9	9	0	The broader Standard & Poor 's 500 Index < .SPX > was 0.46 points lower , or 0.05 percent , at 997.02 .	The technology-laced Nasdaq Composite Index .IXIC was up 7.42 points , or 0.45 percent , at 1,653.44 .

learn.blurr_predict(raw_test_df.iloc[9].to_dict())

[{'label': '0',
  'score': 0.933854341506958,
  'class_index': 0,
  'class_labels': [0, 1],
  'probs': [0.933854341506958, 0.06614568084478378]}]

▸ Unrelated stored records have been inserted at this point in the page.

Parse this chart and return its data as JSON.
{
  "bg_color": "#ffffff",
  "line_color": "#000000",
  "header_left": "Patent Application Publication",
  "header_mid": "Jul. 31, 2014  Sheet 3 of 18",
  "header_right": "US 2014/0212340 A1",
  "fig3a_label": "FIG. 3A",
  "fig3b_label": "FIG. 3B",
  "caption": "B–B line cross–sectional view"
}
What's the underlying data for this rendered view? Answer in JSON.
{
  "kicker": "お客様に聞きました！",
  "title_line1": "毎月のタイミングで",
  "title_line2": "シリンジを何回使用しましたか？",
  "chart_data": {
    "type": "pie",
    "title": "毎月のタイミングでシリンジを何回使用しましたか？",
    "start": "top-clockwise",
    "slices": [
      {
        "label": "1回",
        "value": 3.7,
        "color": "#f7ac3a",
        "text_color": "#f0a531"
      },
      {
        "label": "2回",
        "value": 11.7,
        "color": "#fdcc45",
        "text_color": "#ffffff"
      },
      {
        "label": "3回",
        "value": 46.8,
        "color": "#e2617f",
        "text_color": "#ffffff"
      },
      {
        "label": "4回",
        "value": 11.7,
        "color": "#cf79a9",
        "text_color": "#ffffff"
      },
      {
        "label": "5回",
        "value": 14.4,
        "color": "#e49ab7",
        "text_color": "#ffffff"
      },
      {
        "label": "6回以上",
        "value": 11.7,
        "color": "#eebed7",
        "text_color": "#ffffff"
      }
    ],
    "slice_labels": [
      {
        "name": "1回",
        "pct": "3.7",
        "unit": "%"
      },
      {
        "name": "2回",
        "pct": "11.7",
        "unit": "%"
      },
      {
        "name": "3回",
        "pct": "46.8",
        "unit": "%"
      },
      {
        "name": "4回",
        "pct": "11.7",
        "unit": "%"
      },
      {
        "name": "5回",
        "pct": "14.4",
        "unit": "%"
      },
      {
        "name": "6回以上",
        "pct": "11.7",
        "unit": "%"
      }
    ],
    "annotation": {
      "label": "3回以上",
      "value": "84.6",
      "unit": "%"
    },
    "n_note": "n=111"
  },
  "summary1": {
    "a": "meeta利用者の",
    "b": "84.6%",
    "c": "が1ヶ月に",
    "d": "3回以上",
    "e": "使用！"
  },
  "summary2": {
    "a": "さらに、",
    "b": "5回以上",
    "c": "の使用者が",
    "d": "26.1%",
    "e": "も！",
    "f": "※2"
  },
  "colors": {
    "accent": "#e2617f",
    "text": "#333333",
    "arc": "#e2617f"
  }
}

Let’s do batch inference on the entire test dataset

test_dl = dls.test_dl(raw_datasets[test_ds_name])
preds = learn.get_preds(dl=test_dl)
preds

(tensor([[0.0061, 0.9939],
         [0.0288, 0.9712],
         [0.0032, 0.9968],
         ...,
         [0.0980, 0.9020],
         [0.0041, 0.9959],
         [0.0112, 0.9888]]),
 None)

High-level API

With the high-level API, we can create our DataBlock, DataLoaders, and Blearner in one line of code

dl_kwargs = {"bs": bsz, "val_bs": val_bsz}
learn_kwargs = {"metrics": task_metrics}

learn = BlearnerForSequenceClassification.from_data(
    raw_df, pretrained_model_name, text_attr=task_inputs, label_attr=task_target, dl_kwargs=dl_kwargs, learner_kwargs=learn_kwargs
)

learn.fit_one_cycle(1, lr_max=2e-3)

epoch	train_loss	valid_loss	f1_score	accuracy	time
0	0.516355	0.481201	0.857605	0.784314	00:09

learn.show_results(learner=learn, max_n=5)

	text	target	prediction
0	He said the foodservice pie business doesn 't fit the company's long-term growth strategy. " The foodservice pie business does not fit our long-term growth strategy.	1	1
1	On Saturday, a 149mph serve against Agassi equalled Rusedski's world record. On Saturday, Roddick equalled the world record with a 149 m.p.h. serve in beating Andre Agassi.	0	0
2	" He may not have been there, " the defence official said on Thursday. " He may not have been there, " said a defence official speaking on condition of anonymity.	1	1
3	Today in the US, the book - kept under wraps by its publishers, G. P. Putnam's Sons, since its inception - will appear in bookstores. Tomorrow the book, kept under wraps by G. P. Putnam's Sons since its inception, will appear in bookstores.	1	1
4	Gregory Parseghian, a former investment banker, was appointed chief executive. Greg Parseghian was appointed the new chief executive.	1	1

Summary

The general flow of this notebook was inspired by Zach Mueller’s “Text Classification with Transformers” example that can be found in the wonderful Walk With Fastai docs. Take a look there for another approach to working with fast.ai and Hugging Face on GLUE tasks.